都心人口の減少、流通構造の変化、消費者購買行動の変化に対応しきれず、商店街での集客数は減少する一方であった。個店だけの自助努力だけでは解決できない課題であり、商店街全体の魅力向上による活性化策が必要であった。
事業の概要

(1)統一コンセプトによる施設整備事業
平成13年3月、老朽化していた街路灯39本、アーチ5基を新設。同年12月、街路330メートルをカラー舗装。全設備を「遊歩=UFO」に統一することで商店街の一体感を醸し出した。
(2)「占い」による商店街活性化
・「占いイベント」:夏の夜店の一環として占い師21人を集めて開始した。

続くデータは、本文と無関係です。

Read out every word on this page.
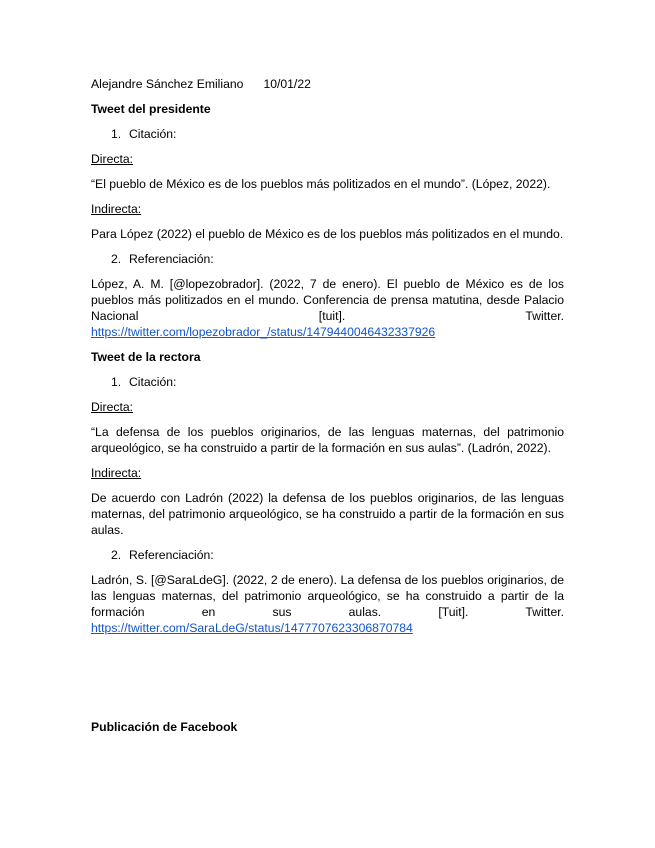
Alejandre Sánchez Emiliano 10/01/22

Tweet del presidente

1. Citación:

Directa:

“El pueblo de México es de los pueblos más politizados en el mundo”. (López, 2022).

Indirecta:

Para López (2022) el pueblo de México es de los pueblos más politizados en el mundo.

2. Referenciación:

López, A. M. [@lopezobrador]. (2022, 7 de enero). El pueblo de México es de los pueblos más politizados en el mundo. Conferencia de prensa matutina, desde Palacio Nacional [tuit]. Twitter.

https://twitter.com/lopezobrador_/status/1479440046432337926

Tweet de la rectora

1. Citación:

Directa:

“La defensa de los pueblos originarios, de las lenguas maternas, del patrimonio arqueológico, se ha construido a partir de la formación en sus aulas”. (Ladrón, 2022).

Indirecta:

De acuerdo con Ladrón (2022) la defensa de los pueblos originarios, de las lenguas maternas, del patrimonio arqueológico, se ha construido a partir de la formación en sus aulas.

2. Referenciación:

Ladrón, S. [@SaraLdeG]. (2022, 2 de enero). La defensa de los pueblos originarios, de las lenguas maternas, del patrimonio arqueológico, se ha construido a partir de la formación en sus aulas. [Tuit]. Twitter.

https://twitter.com/SaraLdeG/status/1477707623306870784

Publicación de Facebook
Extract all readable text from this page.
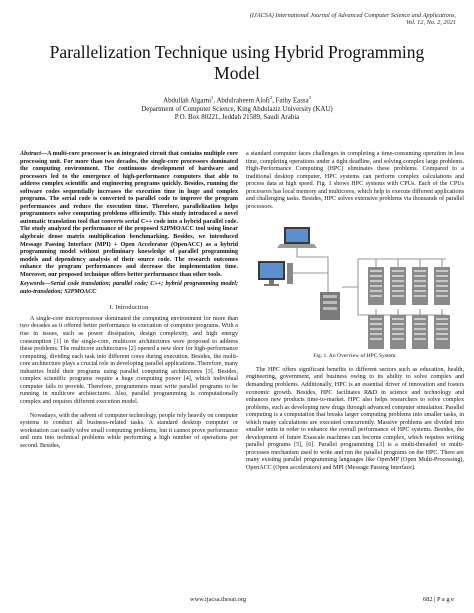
(IJACSA) International Journal of Advanced Computer Science and Applications,
Vol. 12, No. 2, 2021
Parallelization Technique using Hybrid Programming
Model
Abdullah Algarni$^1$, Abdulraheem Alofi$^2$, Fathy Eassa$^3$
Department of Computer Science, King Abdulaziz University (KAU)
P.O. Box 80221, Jeddah 21589, Saudi Arabia

Abstract—A multi-core processor is an integrated circuit that contains multiple core processing unit. For more than two decades, the single-core processors dominated the computing environment. The continuous development of hardware and processors led to the emergence of high-performance computers that able to address complex scientific and engineering programs quickly. Besides, running the software codes sequentially increases the execution time in huge and complex programs. The serial code is converted to parallel code to improve the program performances and reduce the execution time. Therefore, parallelization helps programmers solve computing problems efficiently. This study introduced a novel automatic translation tool that converts serial C++ code into a hybrid parallel code. The study analyzed the performance of the proposed S2PMOACC tool using linear algebraic dense matrix multiplication benchmarking. Besides, we introduced Message Passing Interface (MPI) + Open Accelerator (OpenACC) as a hybrid programming model without preliminary knowledge of parallel programming models and dependency analysis of their source code. The research outcomes enhance the program performances and decrease the implementation time. Moreover, our proposed technique offers better performance than other tools.

Keywords—Serial code translation; parallel code; C++; hybrid programming model; auto-translation; S2PMOACC

I. Introduction

A single-core microprocessor dominated the computing environment for more than two decades as it offered better performance in execution of computer programs. With a rise in issues, such as power dissipation, design complexity, and high energy consumption [1] in the single-core, multicore architectures were proposed to address these problems. The multicore architectures [2] opened a new door for high-performance computing, dividing each task into different cores during execution. Besides, the multi-core architecture plays a crucial role in developing parallel applications. Therefore, many industries build their programs using parallel computing architectures [3]. Besides, complex scientific programs require a huge computing power [4], which individual computer fails to provide. Therefore, programmers must write parallel programs to be running in multicore architectures. Also, parallel programming is computationally complex and requires different execution model.

Nowadays, with the advent of computer technology, people rely heavily on computer systems to conduct all business-related tasks. A standard desktop computer or workstation can easily solve small computing problems, but it cannot prove performance and runs into technical problems while performing a high number of operations per second. Besides,

a standard computer faces challenges in completing a time-consuming operation in less time, completing operations under a tight deadline, and solving complex large problems. High-Performance Computing (HPC) eliminates these problems. Compared to a traditional desktop computer, HPC systems can perform complex calculations and process data at high speed. Fig. 1 shows HPC systems with CPUs. Each of the CPUs processors has local memory and multicores, which help to execute different applications and challenging tasks. Besides, HPC solves extensive problems via thousands of parallel processors.

Fig. 1. An Overview of HPC System.

The HPC offers significant benefits to different sectors such as education, health, engineering, government, and business owing to its ability to solve complex and demanding problems. Additionally, HPC is an essential driver of innovation and fosters economic growth. Besides, HPC facilitates R&D in science and technology and enhances new products time-to-market. HPC also helps researchers to solve complex problems, such as developing new drugs through advanced computer simulation. Parallel computing is a computation that breaks larger computing problems into smaller tasks, in which many calculations are executed concurrently. Massive problems are divided into smaller units in order to enhance the overall performance of HPC systems. Besides, the development of future Exascale machines can become complex, which requires writing parallel programs [5], [6]. Parallel programming [3] is a multi-threaded or multi-processes mechanism used to write and run the parallel programs on the HPC. There are many existing parallel programming languages like OpenMP (Open Multi-Processing), OpenACC (Open accelerators) and MPI (Message Passing Interface).

www.ijacsa.thesai.org	682 | P a g e
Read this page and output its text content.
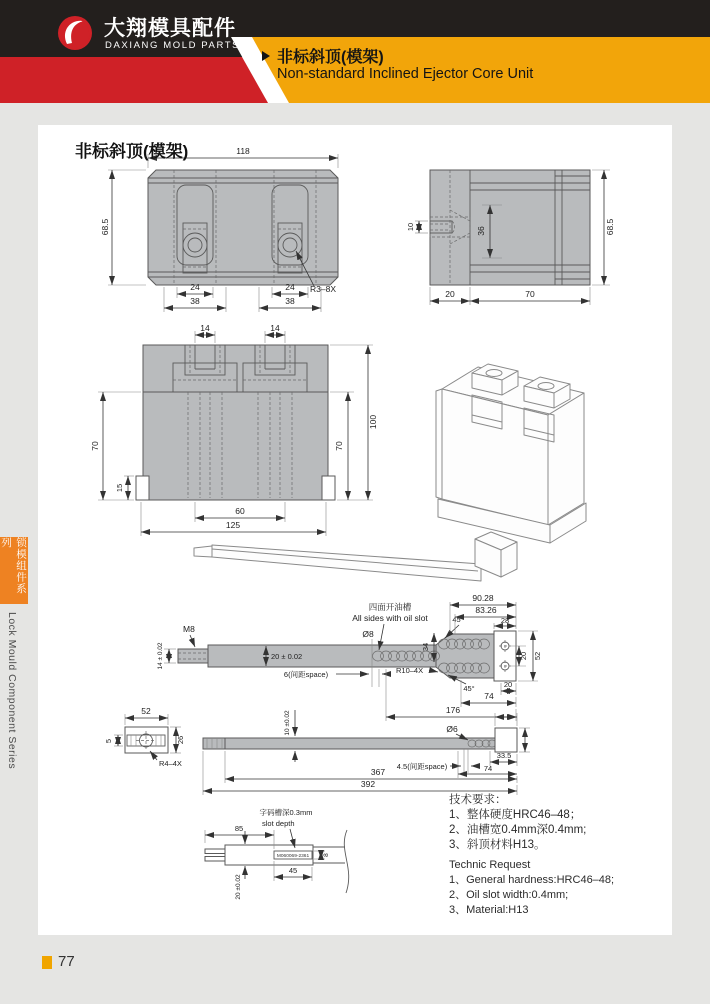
大翔模具配件
DAXIANG MOLD PARTS
非标斜顶(模架)
Non-standard Inclined Ejector Core Unit
锁模组件系列
Lock Mould Component Series
非标斜顶(模架)	118
68.5
24
38
24
38
R3–8X
10	36	68.5
20	70
14	14
70
15
100
70
60
125
M8
14 ± 0.02	20 ± 0.02
四面开油槽
All sides with oil slot
Ø8
6(间距space)
45°
45°
34
R10–4X
90.28
83.26
28
20 52
20
74
176
52
5	26
R4–4X
10 ±0.02	Ø6
33.5
4.5(间距space)	74
367
392
M060069-2361
字码槽深0.3mm
slot depth
85
20 ±0.02
45
8
技术要求：
1、整体硬度HRC46–48；
2、油槽宽0.4mm深0.4mm;
3、斜顶材料H13。
Technic Request
1、General hardness:HRC46–48;
2、Oil slot width:0.4mm;
3、Material:H13
77
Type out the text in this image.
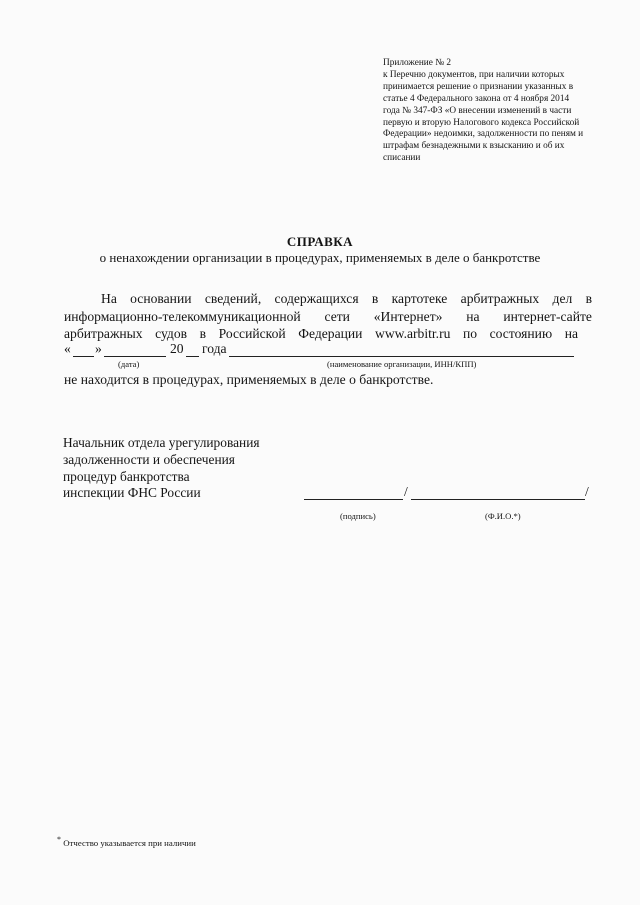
Приложение № 2
к Перечню документов, при наличии которых
принимается решение о признании указанных в
статье 4 Федерального закона от 4 ноября 2014
года № 347-ФЗ «О внесении изменений в части
первую и вторую Налогового кодекса Российской
Федерации» недоимки, задолженности по пеням и
штрафам безнадежными к взысканию и об их
списании
СПРАВКА
о ненахождении организации в процедурах, применяемых в деле о банкротстве
На основании сведений, содержащихся в картотеке арбитражных дел в
информационно-телекоммуникационной сети «Интернет» на интернет-сайте
арбитражных судов в Российской Федерации www.arbitr.ru по состоянию на
« »	20 года
(дата)	(наименование организации, ИНН/КПП)
не находится в процедурах, применяемых в деле о банкротстве.
Начальник отдела урегулирования
задолженности и обеспечения
процедур банкротства
инспекции ФНС России	/	/
(подпись)	(Ф.И.О.*)
* Отчество указывается при наличии
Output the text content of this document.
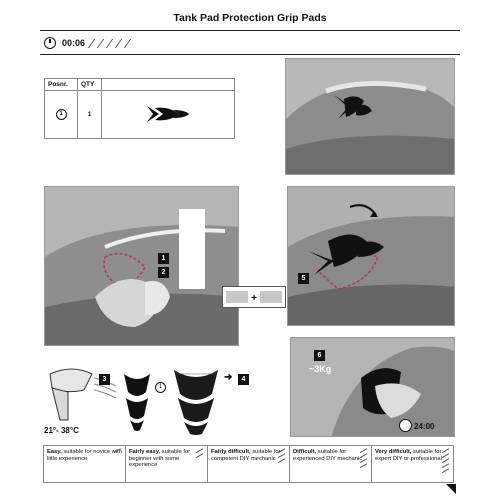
Tank Pad Protection Grip Pads
00:06
Posnr.	QTY	
1	1	
1
2
+
5
3
21°- 38°C
1
4
➜
6
~3Kg
24:00
Easy, suitable for novice with little experience
Fairly easy, suitable for beginner with some experience
Fairly difficult, suitable for competent DIY mechanic
Difficult, suitable for experienced DIY mechanic
Very difficult, suitable for expert DIY or professional
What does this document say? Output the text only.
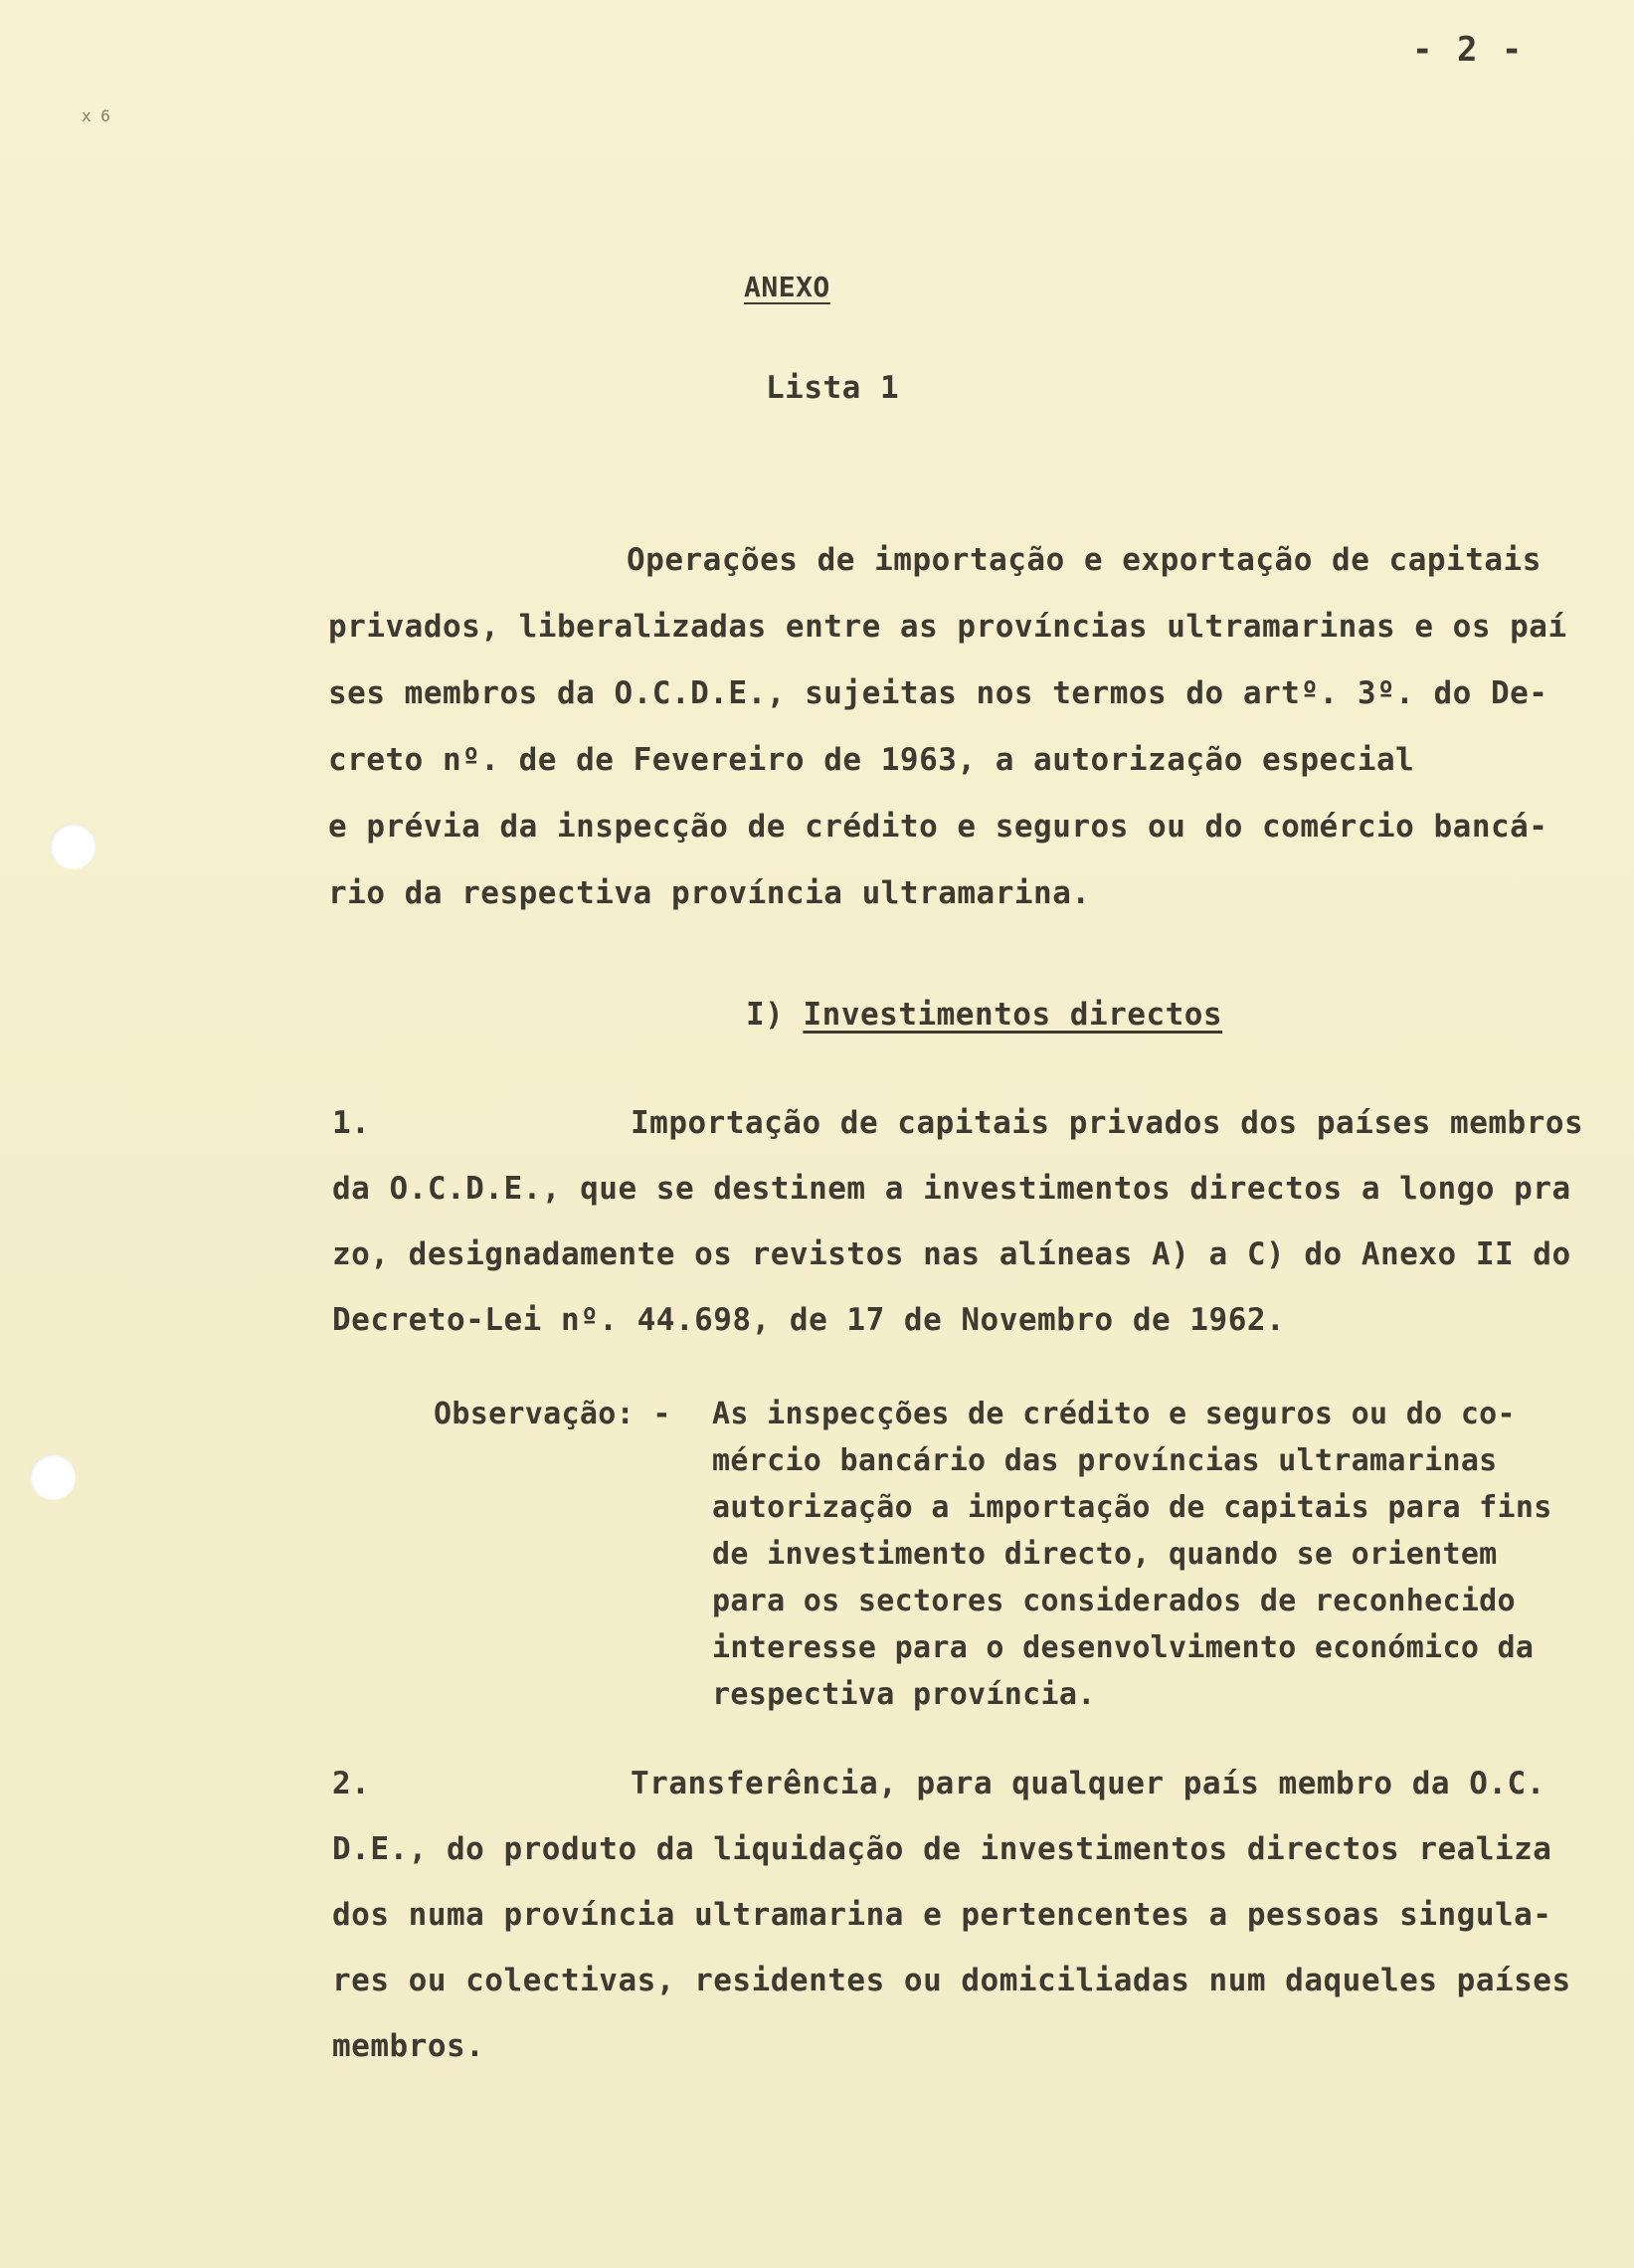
x 6
- 2 -
ANEXO
Lista 1
Operações de importação e exportação de capitais
privados, liberalizadas entre as províncias ultramarinas e os paí
ses membros da O.C.D.E., sujeitas nos termos do artº. 3º. do De-
creto nº. de de Fevereiro de 1963, a autorização especial
e prévia da inspecção de crédito e seguros ou do comércio bancá-
rio da respectiva província ultramarina.
I) Investimentos directos
1.	Importação de capitais privados dos países membros
da O.C.D.E., que se destinem a investimentos directos a longo pra
zo, designadamente os revistos nas alíneas A) a C) do Anexo II do
Decreto-Lei nº. 44.698, de 17 de Novembro de 1962.
Observação: - As inspecções de crédito e seguros ou do co-
mércio bancário das províncias ultramarinas
autorização a importação de capitais para fins
de investimento directo, quando se orientem
para os sectores considerados de reconhecido
interesse para o desenvolvimento económico da
respectiva província.
2.	Transferência, para qualquer país membro da O.C.
D.E., do produto da liquidação de investimentos directos realiza
dos numa província ultramarina e pertencentes a pessoas singula-
res ou colectivas, residentes ou domiciliadas num daqueles países
membros.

女性が集まり始めその後各マスコミに取り上げられ、来街者が急増する。
・平成14年度:売れても占い.COM・・・占いに重点を置いたwebサイトを構築し、占いのイベント情報を発信することにより、集客増大を図る。
・平成15年度:売れても占い大楽・・・占いを勉強したいと言うお客さまの要望に応える形で、商店街の空き店舗を活用し、「売れても占い大楽」を開設した。体験型修学旅行コースとしての占い体験も行う。
事業の効果

(1)施設整備事業
・老朽化していた商店街が美しく蘇り、来街者の好評を得た。
・ハード面整備に至るまでの調査、勉強会、専門家との意見交換は組合員の意識改革と自信になり、その後の商店街活性化の取り組みに役立っている。
(2)「占い」による商店街活性化
・占いイベントは一過性で始まったが、今では占い館を常設するまでに発展し、毎日占いデーを開催するが、特に第4金曜日は占い師20から30人規模で商店街の路上で街占いを行う。
・ 個店でも占いに因んだオリジナル商品開発に取り組み、また店独自のおみくじを発行し大吉と出たらビールを無料とする酒屋など、自店の売上増進を図る積極的な店舗が現れてきた。
・ 占いを目当てに来街する女性をターゲットにする飲食店等が空き店舗に出店するようになった。組合新会員が増え、この2年間で20店舗以上にも上る。廃業する店舗ができるのは避けられないが、新規に開店する店舗が多く、それをカバーし、かつ盛況であることは素直に喜んでいる。
事業の課題・反省点
・観光スポットとして強化を図りたい意向。阪神福島駅にある大手ホテルはUSJ観光客の宿泊拠点になっている。この立地も活かし、全国の旅行客、修学旅行生が訪れる全国区の商店街を目指す予定。
・占い関連商品を各店が出す「一店逸品運動」を全組合員に呼びかけている。占いイベントによる集客を個店の繁盛に結びつけたいのだが、どうしてよいのかわからない店舗もあり、何らかの対策を講じることが課題。
・平成16年春に、スタートさせた修学旅行生対象の「なにわ商人体験」は平成17年春だけで16校630人を受け入れた。予約もリピートを含めかなりの数になる。これ自身独立出来る事業となりそうであり強化していく意向。人気の秘密は地元特産品の実販売体験、人気鑑定士による手相教室、福沢諭吉翁生誕地ならではの商人訓話など3時間に濃い中身が凝縮されていること。